According to the FDA, there are 48 million illnesses, 128,000 hospitalizations, 1,000 reported outbreaks, & 3,000 deaths per year from foodborne illnesses.
Pretty crazy right? Sadly, it’s not crazy to the people who fell ill or to those that lost their lives due to foodborne illness. It was really real.
Sure, you could argue that the ratio of deaths to mere illnesses is vast, but no matter if it is a day or two out of work or school, it could be life-threatening to others. Are you willing to take the risk and not abide by the Food Code? I didn’t think so.
Fortunately, living in 2019 means that we are learning more and more every day and technological advances like pasteurization have almost eliminated certain foodborne illnesses. However, there are still a few moving pieces that make some of the statistics difficult to track. Some of these are because foodborne illness can also be passed from water and person to person thus leaving a rather large gray area around their initial origin.
The FDA has identified the 5 biggest risk factors, so let’s take a look.
1 – Incorrect holding temperatures
Like we talk about in one of our other blogs, there is a big no-no temperature range for particular foods. Check out our blog post on Food Temperature Danger Zone to read more about this.
2 – Improper cooking
This refers to undercooked or raw foods. If you look at most menus today, and you see an asterisk on a menu there is likely a footnote that will warn you about eating particular foods that are raw or undercooked like such:
*Contains (or may contain) raw or under-cooked ingredients. Consuming raw or under-cooked meats, poultry, seafood, shellfish, or eggs may increase your risk of food-borne illness, especially if you have certain medical conditions.
3 – Contaminated equipment
Using tools in the kitchen that we not properly sanitized is definitely avoidable if you take all the right steps to clean them. Check out our blog post the Scoop on Sanitation to learn the proper steps to make sure to avoid this trap!

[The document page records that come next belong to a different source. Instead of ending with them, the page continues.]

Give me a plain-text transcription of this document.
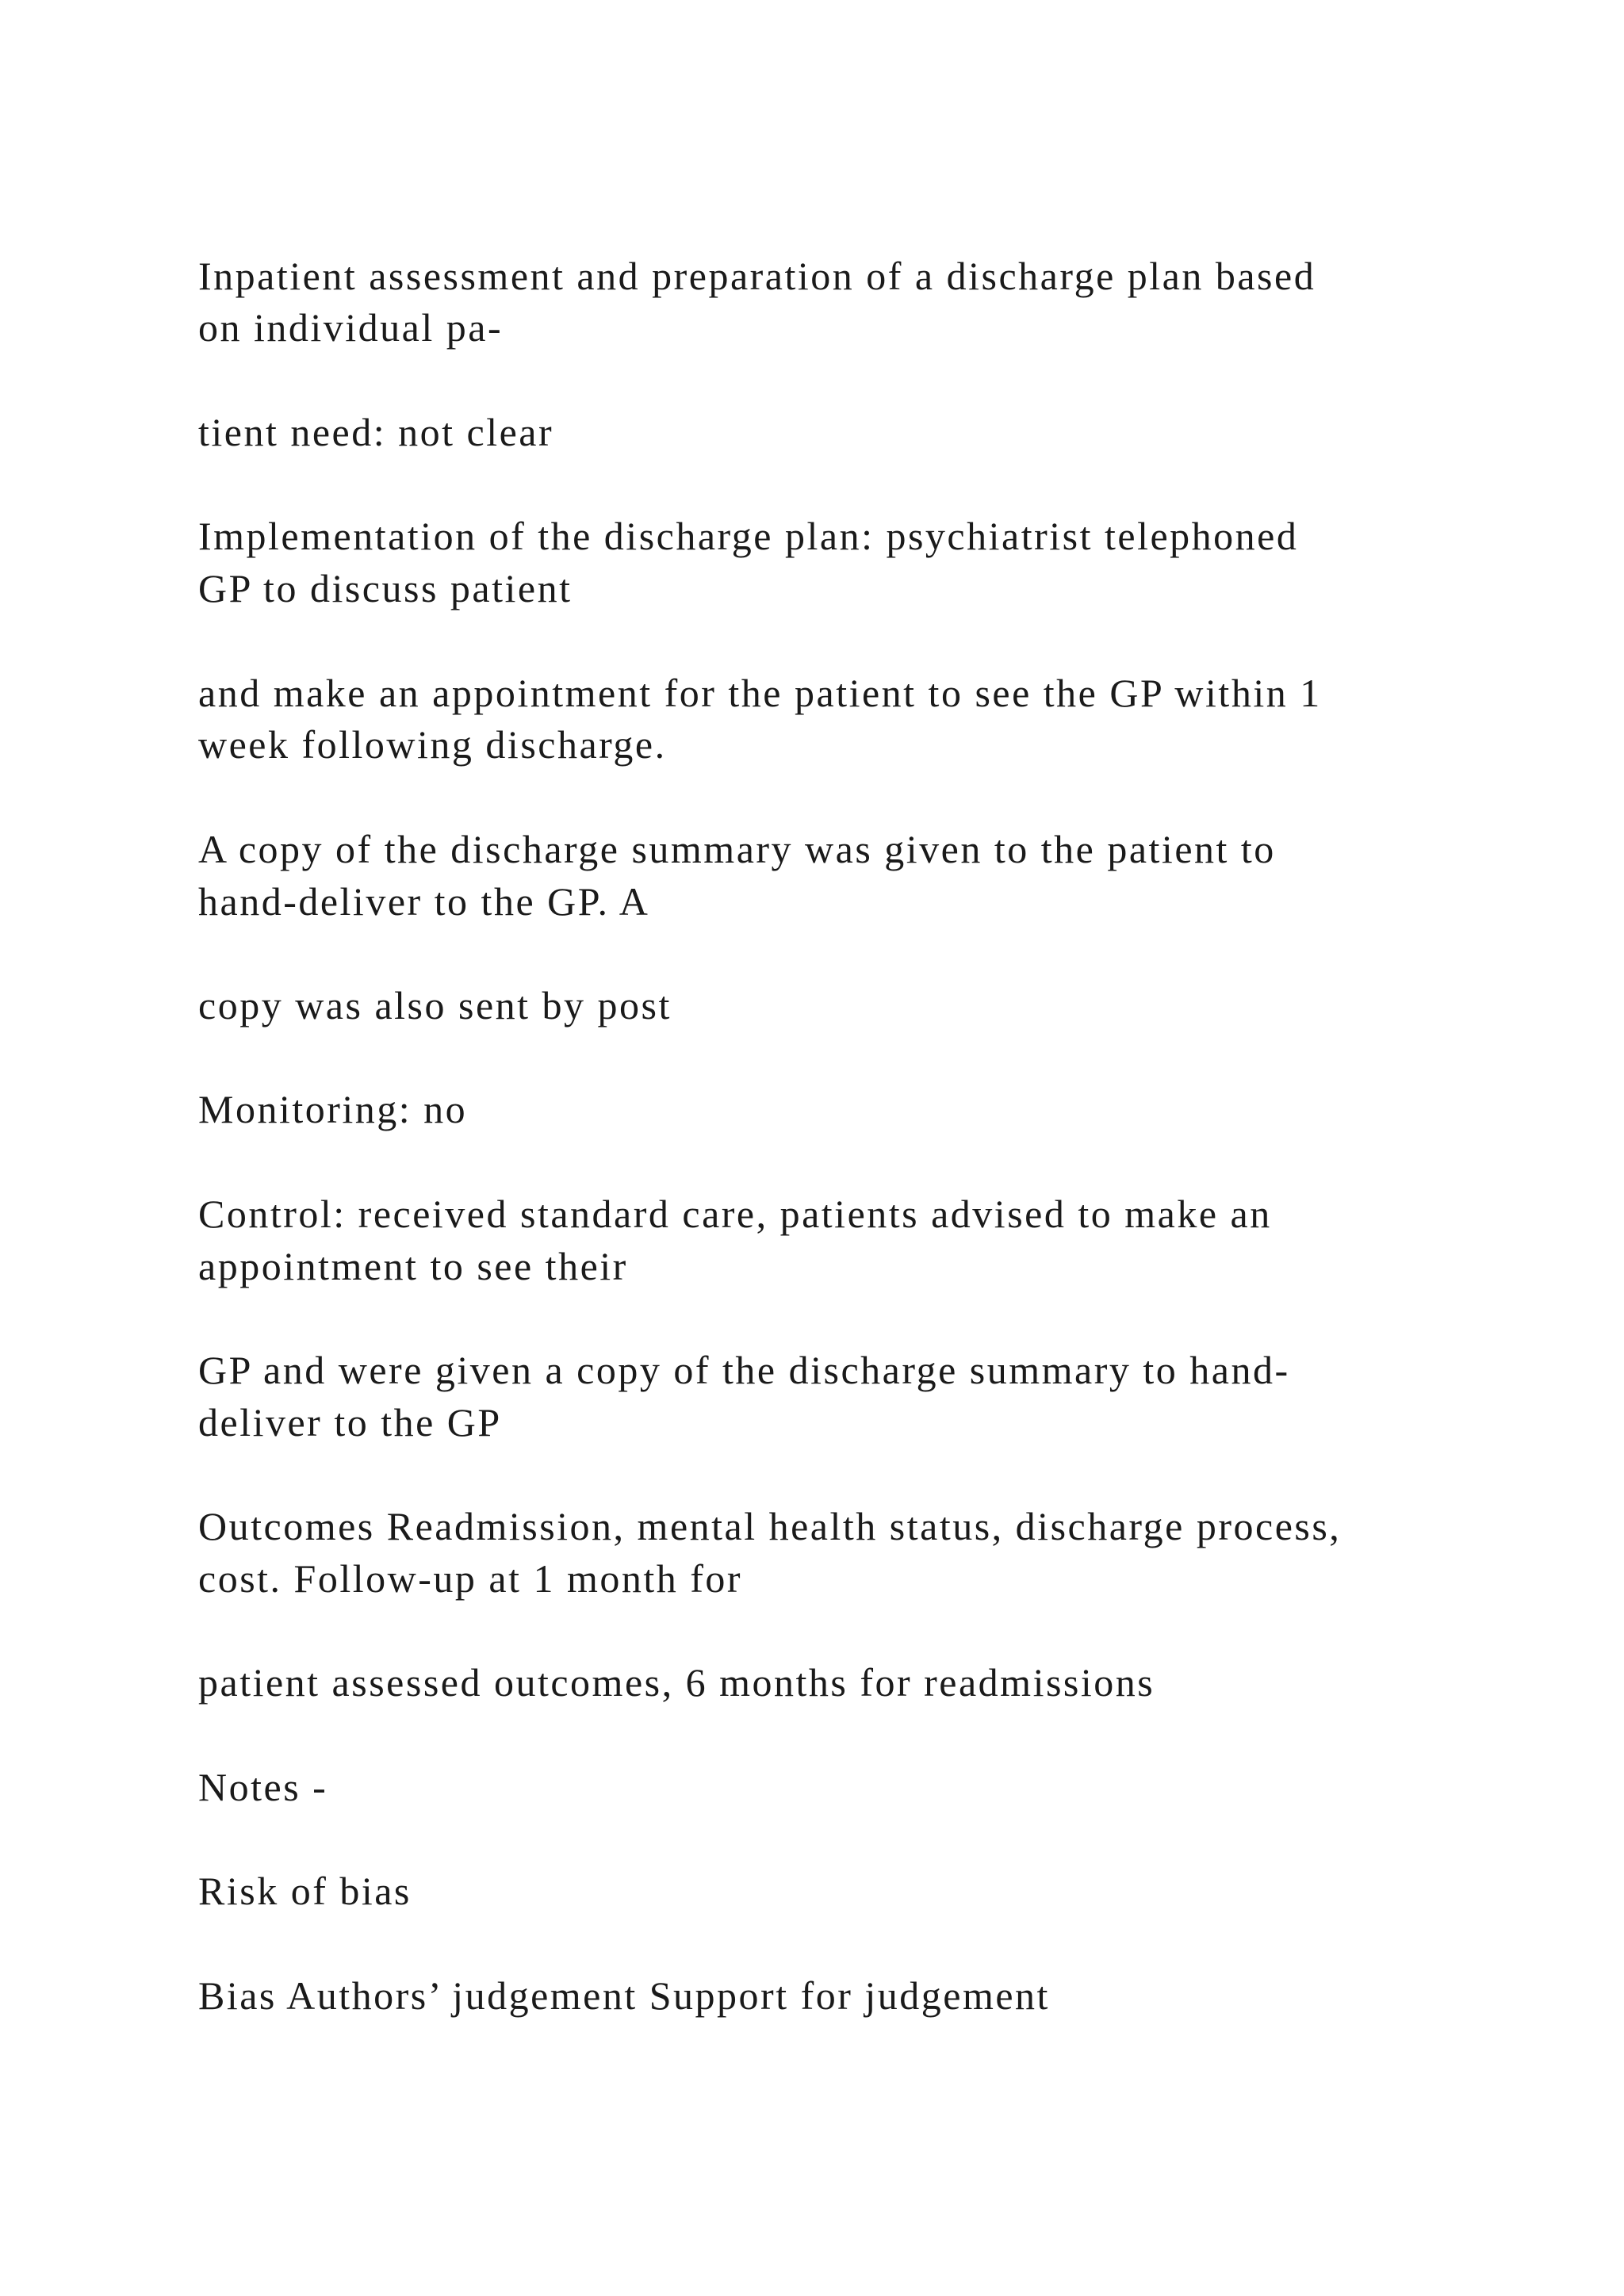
Inpatient assessment and preparation of a discharge plan based

on individual pa-

tient need: not clear

Implementation of the discharge plan: psychiatrist telephoned

GP to discuss patient

and make an appointment for the patient to see the GP within 1

week following discharge.

A copy of the discharge summary was given to the patient to

hand-deliver to the GP. A

copy was also sent by post

Monitoring: no

Control: received standard care, patients advised to make an

appointment to see their

GP and were given a copy of the discharge summary to hand-

deliver to the GP

Outcomes Readmission, mental health status, discharge process,

cost. Follow-up at 1 month for

patient assessed outcomes, 6 months for readmissions

Notes -

Risk of bias

Bias Authors’ judgement Support for judgement
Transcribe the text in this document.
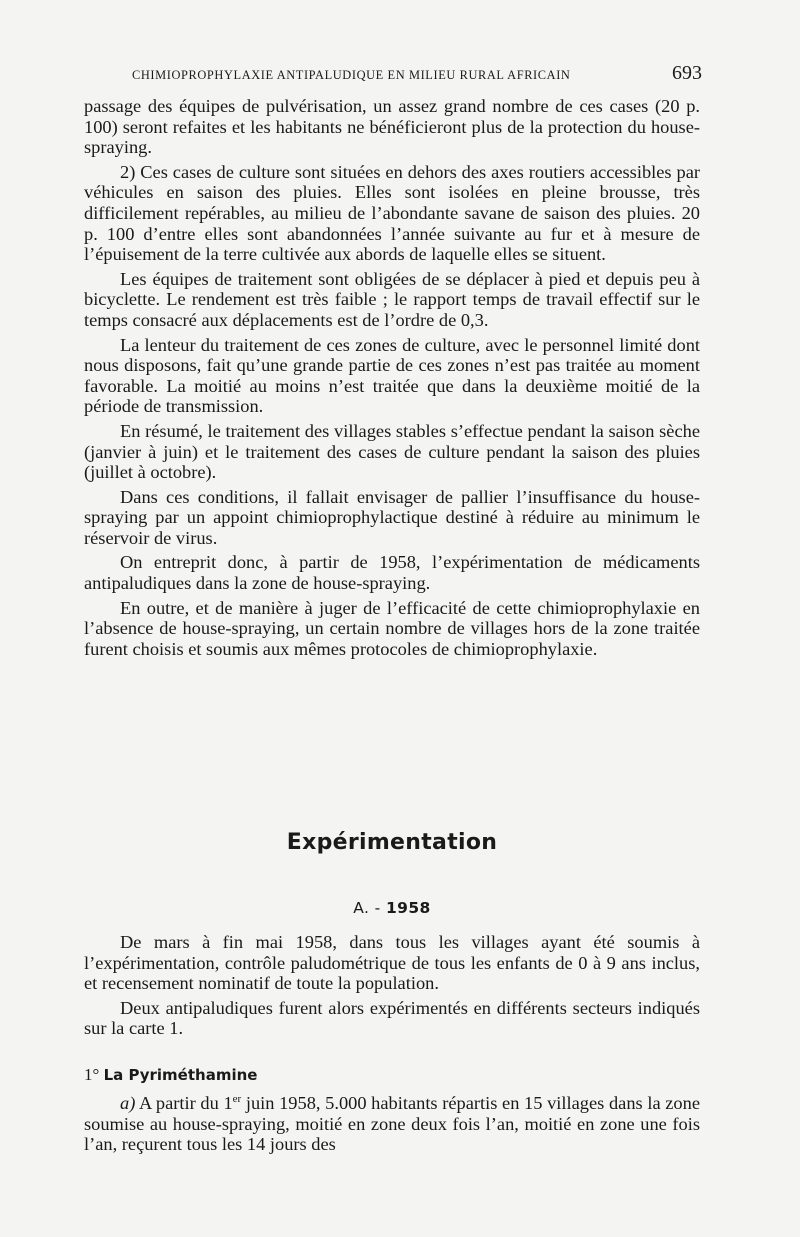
CHIMIOPROPHYLAXIE ANTIPALUDIQUE EN MILIEU RURAL AFRICAIN	693

passage des équipes de pulvérisation, un assez grand nombre de ces cases (20 p. 100) seront refaites et les habitants ne bénéficieront plus de la protection du house-spraying.

2) Ces cases de culture sont situées en dehors des axes routiers accessibles par véhicules en saison des pluies. Elles sont isolées en pleine brousse, très difficilement repérables, au milieu de l’abondante savane de saison des pluies. 20 p. 100 d’entre elles sont abandonnées l’année suivante au fur et à mesure de l’épuisement de la terre cultivée aux abords de laquelle elles se situent.

Les équipes de traitement sont obligées de se déplacer à pied et depuis peu à bicyclette. Le rendement est très faible ; le rapport temps de travail effectif sur le temps consacré aux déplacements est de l’ordre de 0,3.

La lenteur du traitement de ces zones de culture, avec le personnel limité dont nous disposons, fait qu’une grande partie de ces zones n’est pas traitée au moment favorable. La moitié au moins n’est traitée que dans la deuxième moitié de la période de transmission.

En résumé, le traitement des villages stables s’effectue pendant la saison sèche (janvier à juin) et le traitement des cases de culture pendant la saison des pluies (juillet à octobre).

Dans ces conditions, il fallait envisager de pallier l’insuffisance du house-spraying par un appoint chimioprophylactique destiné à réduire au minimum le réservoir de virus.

On entreprit donc, à partir de 1958, l’expérimentation de médicaments antipaludiques dans la zone de house-spraying.

En outre, et de manière à juger de l’efficacité de cette chimioprophylaxie en l’absence de house-spraying, un certain nombre de villages hors de la zone traitée furent choisis et soumis aux mêmes protocoles de chimioprophylaxie.

Expérimentation
A. - 1958

De mars à fin mai 1958, dans tous les villages ayant été soumis à l’expérimentation, contrôle paludométrique de tous les enfants de 0 à 9 ans inclus, et recensement nominatif de toute la population.

Deux antipaludiques furent alors expérimentés en différents secteurs indiqués sur la carte 1.

1° La Pyriméthamine

a) A partir du 1er juin 1958, 5.000 habitants répartis en 15 villages dans la zone soumise au house-spraying, moitié en zone deux fois l’an, moitié en zone une fois l’an, reçurent tous les 14 jours des
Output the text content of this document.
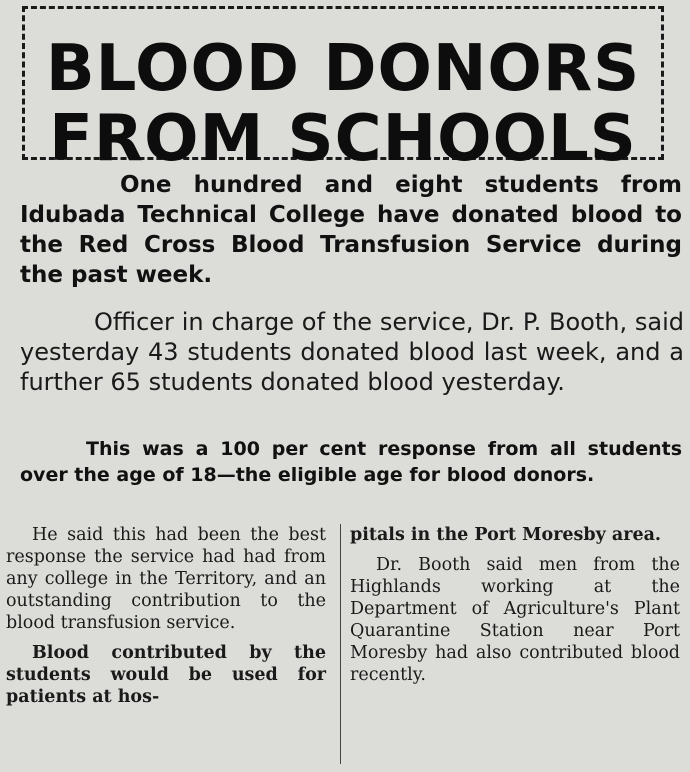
BLOOD DONORS
FROM SCHOOLS
One hundred and eight students from Idubada Technical College have donated blood to the Red Cross Blood Transfusion Service during the past week.
Officer in charge of the service, Dr. P. Booth, said yesterday 43 students donated blood last week, and a further 65 students donated blood yesterday.
This was a 100 per cent response from all students over the age of 18—the eligible age for blood donors.

He said this had been the best response the service had had from any college in the Territory, and an outstanding contribution to the blood transfusion service.

Blood contributed by the students would be used for patients at hos-

pitals in the Port Moresby area.

Dr. Booth said men from the Highlands working at the Department of Agriculture's Plant Quarantine Station near Port Moresby had also contributed blood recently.
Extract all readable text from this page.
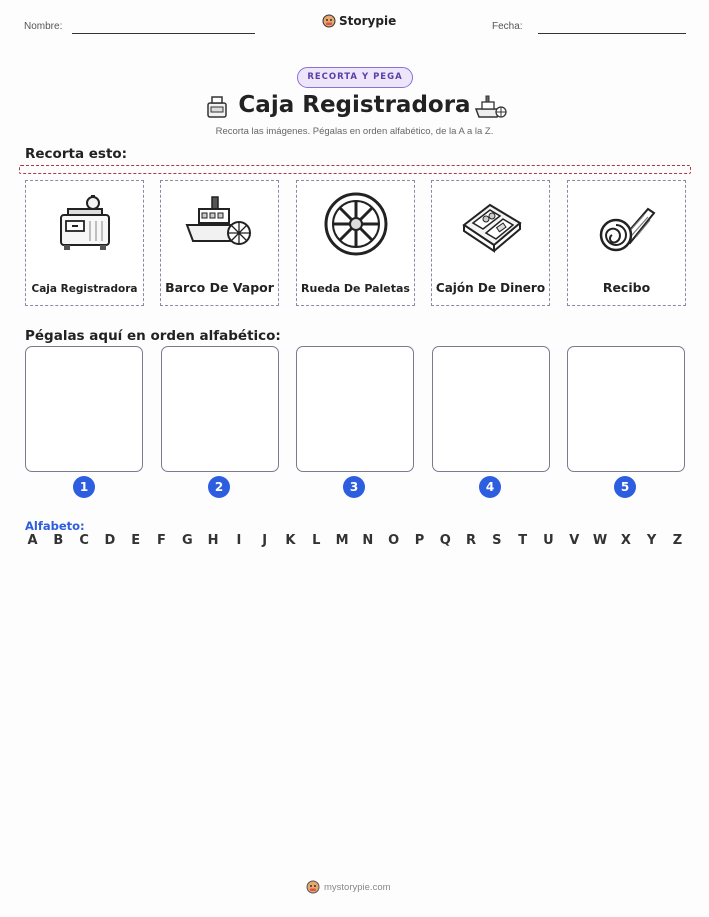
Nombre:	Storypie	Fecha:
RECORTA Y PEGA
Caja Registradora
Recorta las imágenes. Pégalas en orden alfabético, de la A a la Z.
Recorta esto:
Caja Registradora	Barco De Vapor	Rueda De Paletas	Cajón De Dinero	Recibo
Pégalas aquí en orden alfabético:
1	2	3	4	5
Alfabeto:
A B C D E F G H	I	J	K L M N O P Q R S T U V W X Y Z
mystorypie.com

4 – Food from unsafe vendors
The proof is in the pudding sometimes, but let’s be sure it’s prevented before then. You may do everything else right, and it was actually your products that were contaminated before you even got them. Be sure to trust your food vendors, read reports about foodborne outbreaks in your area and make sure you report the source if it does make people ill.
5 – Personal Hygiene
Make sure your employees are taking care of themselves and others by using excellent personal hygiene. Many restaurants have a sick policy that tells employees to stay home at the onset of any illness, but sometimes it’s as simple as making sure they are washing their hands properly. Our blog, Hands-on Hand Washing, will give you the scary facts on how many people carry bacteria on their hands from poor hand washing.
Being aware of these five risk factors is important, but making sure you set controls before it happens is better. Check out the rest of the Food Code document from the FDA to make sure you are doing everything you can to stop foodborne illness at work, school or even your own home.